[Jakarta, B’Inklusi] – Anggapan bahwa penyandang disabilitas adalah makhluk aseksual, yakni tidak memiliki dorongan atau hak untuk mengekspresikan seksualitas mereka merupakan isu utama yang diangkat oleh Disability Care Center (DCC) dalam acara webinarnya kali ini yang bertajuk ‘Seksualitas pada Disabilitas’, Sabtu (10/8).
Dokter Huriawati Hartanto sebagai pemateri tunggal menegaskan bahwa pandangan tersebut keliru dan menekankan pentingnya pengakuan terhadap hak seksual setiap individu, termasuk mereka yang hidup dengan disabilitas.
Ia juga menjelaskan bahwa pendidikan seksualitas yang tepat adalah kunci dalam memahami dan mendukung kebutuhan seksual penyandang disabilitas. Selain itu, digelarnya webinar ini juga bertujuan untuk memberikan pemahaman yang lebih mendalam tentang hak-hak seksual dan kesehatan reproduksi bagi penyandang disabilitas, serta menghilangkan stigma dan mitos yang kerap melekat pada mereka.
Seperti diketahui, hingga saat ini tidak sedikit masyarakat yang masih memiliki asumsi keliru terkait kehidupan seksualitas penyandang disabilitas.
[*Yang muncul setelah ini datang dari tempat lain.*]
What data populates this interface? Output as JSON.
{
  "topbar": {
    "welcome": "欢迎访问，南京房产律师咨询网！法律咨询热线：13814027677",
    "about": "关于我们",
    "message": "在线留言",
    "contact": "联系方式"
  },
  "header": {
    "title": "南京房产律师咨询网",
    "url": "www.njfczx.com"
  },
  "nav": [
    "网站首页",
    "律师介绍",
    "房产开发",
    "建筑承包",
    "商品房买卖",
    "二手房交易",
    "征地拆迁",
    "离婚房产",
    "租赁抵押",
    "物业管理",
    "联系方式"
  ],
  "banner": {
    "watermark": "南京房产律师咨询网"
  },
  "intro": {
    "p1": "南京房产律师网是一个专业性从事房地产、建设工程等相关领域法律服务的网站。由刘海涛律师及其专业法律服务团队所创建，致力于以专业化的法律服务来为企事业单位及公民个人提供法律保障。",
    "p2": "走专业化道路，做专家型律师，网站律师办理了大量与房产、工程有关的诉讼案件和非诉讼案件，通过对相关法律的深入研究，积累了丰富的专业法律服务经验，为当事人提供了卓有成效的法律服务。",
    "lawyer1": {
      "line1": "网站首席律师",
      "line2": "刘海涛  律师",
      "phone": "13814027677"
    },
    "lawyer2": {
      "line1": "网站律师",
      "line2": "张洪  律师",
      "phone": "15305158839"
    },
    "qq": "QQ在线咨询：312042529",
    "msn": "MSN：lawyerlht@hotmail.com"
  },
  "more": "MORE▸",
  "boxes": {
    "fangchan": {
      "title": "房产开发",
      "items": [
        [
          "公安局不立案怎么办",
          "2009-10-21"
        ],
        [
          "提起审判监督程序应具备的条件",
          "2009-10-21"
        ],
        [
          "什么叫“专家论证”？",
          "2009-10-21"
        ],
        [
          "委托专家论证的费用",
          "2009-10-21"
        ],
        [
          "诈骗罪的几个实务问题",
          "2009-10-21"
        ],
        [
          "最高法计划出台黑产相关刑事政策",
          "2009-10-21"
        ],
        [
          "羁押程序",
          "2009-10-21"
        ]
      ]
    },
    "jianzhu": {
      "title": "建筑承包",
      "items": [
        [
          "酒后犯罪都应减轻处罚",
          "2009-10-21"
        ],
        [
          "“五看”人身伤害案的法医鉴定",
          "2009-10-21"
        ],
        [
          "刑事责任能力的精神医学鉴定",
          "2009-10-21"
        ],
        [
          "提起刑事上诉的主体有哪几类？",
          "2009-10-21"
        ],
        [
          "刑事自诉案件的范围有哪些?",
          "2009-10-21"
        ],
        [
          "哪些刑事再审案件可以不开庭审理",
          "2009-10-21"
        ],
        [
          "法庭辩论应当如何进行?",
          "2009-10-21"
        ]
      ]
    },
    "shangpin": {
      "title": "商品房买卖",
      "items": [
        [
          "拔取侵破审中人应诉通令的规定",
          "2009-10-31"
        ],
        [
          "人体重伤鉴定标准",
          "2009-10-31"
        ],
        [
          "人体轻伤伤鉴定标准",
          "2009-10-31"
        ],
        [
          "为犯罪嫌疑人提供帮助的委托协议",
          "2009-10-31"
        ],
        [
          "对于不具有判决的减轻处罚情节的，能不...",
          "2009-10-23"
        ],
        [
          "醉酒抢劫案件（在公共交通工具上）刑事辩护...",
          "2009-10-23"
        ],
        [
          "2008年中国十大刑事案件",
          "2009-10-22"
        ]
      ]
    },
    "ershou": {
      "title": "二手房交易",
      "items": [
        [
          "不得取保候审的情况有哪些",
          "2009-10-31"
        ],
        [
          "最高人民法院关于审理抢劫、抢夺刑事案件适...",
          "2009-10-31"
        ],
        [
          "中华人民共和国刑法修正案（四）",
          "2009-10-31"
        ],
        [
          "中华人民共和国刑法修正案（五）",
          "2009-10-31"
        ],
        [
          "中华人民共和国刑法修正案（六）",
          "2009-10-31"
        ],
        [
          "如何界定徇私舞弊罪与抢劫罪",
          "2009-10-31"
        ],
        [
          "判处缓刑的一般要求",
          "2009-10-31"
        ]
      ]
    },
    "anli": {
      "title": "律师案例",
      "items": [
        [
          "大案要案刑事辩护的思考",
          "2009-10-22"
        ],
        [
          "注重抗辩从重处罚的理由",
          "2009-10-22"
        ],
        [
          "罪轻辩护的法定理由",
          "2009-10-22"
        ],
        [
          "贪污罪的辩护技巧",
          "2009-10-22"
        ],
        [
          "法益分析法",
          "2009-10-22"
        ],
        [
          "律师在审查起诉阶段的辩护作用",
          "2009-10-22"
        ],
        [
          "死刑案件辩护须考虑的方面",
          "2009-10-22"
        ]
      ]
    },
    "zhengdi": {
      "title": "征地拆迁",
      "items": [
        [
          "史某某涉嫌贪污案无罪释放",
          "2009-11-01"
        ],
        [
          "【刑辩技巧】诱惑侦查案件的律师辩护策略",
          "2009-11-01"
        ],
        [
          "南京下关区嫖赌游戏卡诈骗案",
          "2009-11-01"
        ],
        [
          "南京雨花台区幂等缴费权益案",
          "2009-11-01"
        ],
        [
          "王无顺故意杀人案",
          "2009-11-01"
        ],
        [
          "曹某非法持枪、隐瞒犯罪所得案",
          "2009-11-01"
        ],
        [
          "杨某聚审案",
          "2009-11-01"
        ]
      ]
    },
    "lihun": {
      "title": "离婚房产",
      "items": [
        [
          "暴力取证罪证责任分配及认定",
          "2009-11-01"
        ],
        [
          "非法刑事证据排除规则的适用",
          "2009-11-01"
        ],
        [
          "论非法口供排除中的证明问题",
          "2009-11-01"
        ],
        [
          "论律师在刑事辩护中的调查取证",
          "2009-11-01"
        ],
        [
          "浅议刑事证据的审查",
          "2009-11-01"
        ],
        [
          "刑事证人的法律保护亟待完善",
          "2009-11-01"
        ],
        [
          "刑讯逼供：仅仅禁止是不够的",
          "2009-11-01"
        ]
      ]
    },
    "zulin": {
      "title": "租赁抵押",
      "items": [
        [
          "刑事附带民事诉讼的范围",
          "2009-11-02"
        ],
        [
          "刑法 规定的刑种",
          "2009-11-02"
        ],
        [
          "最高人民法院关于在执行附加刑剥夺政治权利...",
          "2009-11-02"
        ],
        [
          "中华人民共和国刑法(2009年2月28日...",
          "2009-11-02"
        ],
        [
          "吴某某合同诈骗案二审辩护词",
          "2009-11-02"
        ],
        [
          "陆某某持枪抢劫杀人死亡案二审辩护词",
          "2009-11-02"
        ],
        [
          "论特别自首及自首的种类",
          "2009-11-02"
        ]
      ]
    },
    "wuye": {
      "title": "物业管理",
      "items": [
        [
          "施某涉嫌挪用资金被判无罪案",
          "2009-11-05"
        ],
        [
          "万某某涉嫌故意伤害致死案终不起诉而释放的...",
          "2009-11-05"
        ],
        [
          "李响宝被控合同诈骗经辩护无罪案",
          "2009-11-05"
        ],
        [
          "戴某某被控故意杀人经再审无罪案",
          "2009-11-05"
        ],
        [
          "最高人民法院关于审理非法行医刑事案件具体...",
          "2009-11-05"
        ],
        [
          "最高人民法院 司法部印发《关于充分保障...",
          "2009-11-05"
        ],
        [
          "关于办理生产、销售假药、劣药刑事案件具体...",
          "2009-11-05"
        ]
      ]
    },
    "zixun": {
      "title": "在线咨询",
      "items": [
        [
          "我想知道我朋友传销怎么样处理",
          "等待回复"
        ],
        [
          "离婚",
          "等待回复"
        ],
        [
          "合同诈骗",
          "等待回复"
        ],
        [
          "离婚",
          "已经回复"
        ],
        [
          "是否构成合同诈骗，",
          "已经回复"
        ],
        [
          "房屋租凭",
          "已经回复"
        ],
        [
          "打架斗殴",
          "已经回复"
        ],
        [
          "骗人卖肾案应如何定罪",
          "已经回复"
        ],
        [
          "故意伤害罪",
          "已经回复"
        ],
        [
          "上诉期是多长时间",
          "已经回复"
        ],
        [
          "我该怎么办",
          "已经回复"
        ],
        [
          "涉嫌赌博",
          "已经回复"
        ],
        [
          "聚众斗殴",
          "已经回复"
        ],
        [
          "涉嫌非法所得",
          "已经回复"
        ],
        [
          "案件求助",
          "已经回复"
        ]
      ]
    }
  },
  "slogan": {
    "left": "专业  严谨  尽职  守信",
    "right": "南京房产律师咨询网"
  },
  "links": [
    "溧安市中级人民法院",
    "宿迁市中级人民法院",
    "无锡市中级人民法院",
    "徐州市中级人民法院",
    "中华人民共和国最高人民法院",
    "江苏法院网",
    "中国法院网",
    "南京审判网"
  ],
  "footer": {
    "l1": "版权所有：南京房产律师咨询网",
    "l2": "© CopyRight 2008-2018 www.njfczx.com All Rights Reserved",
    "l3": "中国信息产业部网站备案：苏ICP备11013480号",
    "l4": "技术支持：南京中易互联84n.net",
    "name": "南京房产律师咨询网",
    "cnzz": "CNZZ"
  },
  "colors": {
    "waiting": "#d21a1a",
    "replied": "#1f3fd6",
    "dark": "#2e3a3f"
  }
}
Hal tersebut disebabkan minimnya atau tidak utuhnya informasi bahwa disabilitas pun mempunyai dimensi kehidupan yang sama dengan masyarakat umumnya, tak terkecuali dalam dimensi seksualitas dan reproduksi.
Tak ketinggalan bahasan tentang berbagai jenis penyakit menular seksual (PMS) dan cara pencegahannya serta panduan praktis menjaga kebersihan dan kesehatan organ intim bagi penyandang disabilitas pun menjadi topik yang sangat menarik disampaikan dalam sesi tersebut.
Antisipasi Pelecehan
Dokter yang aktif melayani sebagai relawan kesehatan Yayasan Islam Putera Tanjung dan Lembaga Daya Dharma Keuskupan Agung Jakarta (LDD-KAJ) ini pun berpendapat bahwa penting bagi penyandang disabilitas untuk memiliki akses informasi yang memadai agar mereka dapat melindungi diri dari risiko penyakit menular seksual serta memahami hak-hak mereka dalam menjalani kehidupan seksual yang sehat dan aman.
Adapun risiko terjadinya pelecehan seksual terhadap para disabilitas, dr. Huriawati memaparkan langkah-langkah praktis Yang dapat dilakukan, seperti mengenakan pakaian yang sopan dan sesuai situasi, hindari penggunaan pakaian yang terlalu seksi atau menarik perhatian secara berlebihan.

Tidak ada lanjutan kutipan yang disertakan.